Returning to the challenges posed by the pandemic, there is no need to send technical staff to the site for periodic inspections, and the responsible operator can evaluate the results provided by the SHM system remotely.

From scientific laboratories to industry

Despite technological advances in applying ultrasound and other methods in SHM systems, existing SHM systems are usually implemented only in scientific laboratories. Why? Because the application of the systems in practice requires specific scientific knowledge about the propagation of ultrasonic guided waves and their interaction with the structure of the studied objects, possible emerging internal defects.

To transfer this scientific progress from laboratories to industry, a 4-year project funded by the European Commission Horizon 2020 Marie Sklodowska-Curie Actions Innovative Training Networks (MSCA-ITN) was launched this year at the Kaunas University of Technology (KTU) K. Baršauskas Ultrasound Research Institute together with international partners.

The aim of  “Guided Waves for Structural Health Monitoring (GW4SHM)” project is to combine efficient methods of ultrasonic wave propagation modelling and signal processing for the first time, and to evaluate the reliability of structural health monitoring systems.

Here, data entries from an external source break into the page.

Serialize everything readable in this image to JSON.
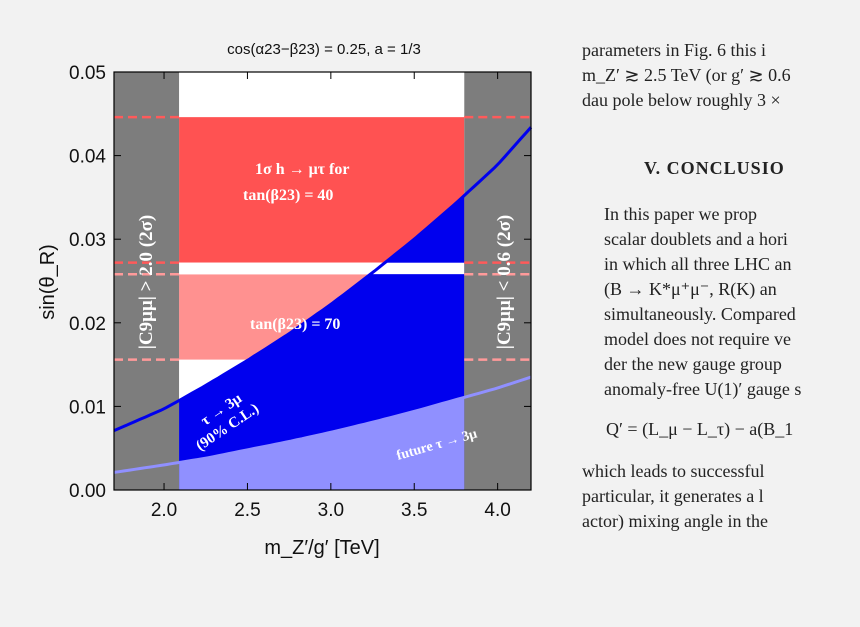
{
  "chart_data": {
    "type": "area",
    "title": "cos(α23−β23) = 0.25, a = 1/3",
    "xlabel": "m_Z′/g′ [TeV]",
    "ylabel": "sin(θ_R)",
    "xlim": [
      1.7,
      4.2
    ],
    "ylim": [
      0.0,
      0.05
    ],
    "x_ticks": [
      2.0,
      2.5,
      3.0,
      3.5,
      4.0
    ],
    "x_tick_labels": [
      "2.0",
      "2.5",
      "3.0",
      "3.5",
      "4.0"
    ],
    "y_ticks": [
      0.0,
      0.01,
      0.02,
      0.03,
      0.04,
      0.05
    ],
    "y_tick_labels": [
      "0.00",
      "0.01",
      "0.02",
      "0.03",
      "0.04",
      "0.05"
    ],
    "excluded_regions": [
      {
        "label": "|C9μμ| > 2.0 (2σ)",
        "x_range": [
          1.7,
          2.09
        ],
        "color": "#7d7d7d"
      },
      {
        "label": "|C9μμ| < 0.6 (2σ)",
        "x_range": [
          3.8,
          4.2
        ],
        "color": "#7d7d7d"
      }
    ],
    "bands": [
      {
        "label": "1σ h → μτ for tan(β23) = 40",
        "y_range": [
          0.0272,
          0.0446
        ],
        "color": "#ff5252"
      },
      {
        "label": "tan(β23) = 70",
        "y_range": [
          0.0156,
          0.0258
        ],
        "color": "#ff9190"
      }
    ],
    "series": [
      {
        "name": "τ → 3μ (90% C.L.)",
        "color": "#0000ee",
        "x": [
          1.7,
          2.0,
          2.25,
          2.5,
          2.75,
          3.0,
          3.25,
          3.5,
          3.75,
          4.0,
          4.2
        ],
        "y": [
          0.0071,
          0.0097,
          0.0125,
          0.0155,
          0.0187,
          0.0222,
          0.026,
          0.03,
          0.0343,
          0.0389,
          0.0434
        ]
      },
      {
        "name": "future τ → 3μ",
        "color": "#9090ff",
        "x": [
          1.7,
          2.0,
          2.25,
          2.5,
          2.75,
          3.0,
          3.25,
          3.5,
          3.75,
          4.0,
          4.2
        ],
        "y": [
          0.0021,
          0.003,
          0.0038,
          0.0048,
          0.0058,
          0.0069,
          0.0081,
          0.0094,
          0.0108,
          0.0122,
          0.0135
        ]
      }
    ],
    "grid": false
  },
  "annotations": {
    "left_region": "|C9μμ| > 2.0 (2σ)",
    "right_region": "|C9μμ| < 0.6 (2σ)",
    "band40_line1": "1σ h → μτ for",
    "band40_line2": "tan(β23) = 40",
    "band70": "tan(β23) = 70",
    "tau_line1": "τ → 3μ",
    "tau_line2": "(90% C.L.)",
    "future": "future τ → 3μ"
  },
  "paper": {
    "intro_lines": [
      "parameters in Fig. 6 this i",
      "m_Z′ ≳ 2.5 TeV (or g′ ≳ 0.6",
      "dau pole below roughly 3 ×"
    ],
    "heading": "V.   CONCLUSIO",
    "para_lines": [
      "In this paper we prop",
      "scalar doublets and a hori",
      "in which all three LHC an",
      "(B → K*μ⁺μ⁻, R(K) an",
      "simultaneously. Compared",
      "model does not require ve",
      "der the new gauge group",
      "anomaly-free U(1)′ gauge s"
    ],
    "equation": "Q′ = (L_μ − L_τ) − a(B_1",
    "after_lines": [
      "which leads to successful",
      "particular, it generates a l",
      "actor) mixing angle in the"
    ]
  }
}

The project brings together academic and industry partners. It is a perfect environment to train young researchers and doctoral students and to provide them with interdisciplinary competencies related to SHM. After all, they are the next generation of scientists who can create things that are not yet mentioned even in science fiction, but that is another topic.

The project focuses on assessing structural integrity in the aeronautics, oil industry and transport sectors. Close cooperation between experts with knowledge of mathematics, physics, computer science, electronics allows expanding the possibilities of applying SHM methods while also research application carried out in practice.

The results of this project are of interest to companies in the energy, aviation and transport sectors, such as SHELL, AIRBUS, Dallara Automobili S.p.A., Safran, a supplier of aircraft components and engines from France, and others.

Unique equipment

KTU Prof K. Baršauskas Ultrasound Research Institute has over 60 years of experience in fundamental and applied research. Institute activities include interdisciplinary applications of ultrasound in non-standard and extreme conditions, development of new technological measurements solutions and their industrial application.

Over 30 international European Commission’s Framework Programme’s (5,6,7 Framework), Eurostars, Horizon projects, implemented R&D works with international and national businesses, are used in the project.

The project will also use Ultratest equipment that is unique internationally and specialised in the research infrastructure. The research at the Institute is also carried out by doctoral students in electrical and electronic engineering and measurement engineering, as well as master students.

During quarantine

During a pandemic, there is never too much optimism and positive thoughts. It is always useful to remember that pandemics come and go while the scientific results remain.

Let us continue to create and develop a variety of innovative solutions and technologies for a safer present and future for all of us, in normal and pandemic conditions.

Regardless of high-end or complete solutions or technologies, developing and maintaining them still requires and will require the involvement of brilliant, creative and collaborative members of the academic community – future and existing students, lecturers and scientists, industry and society.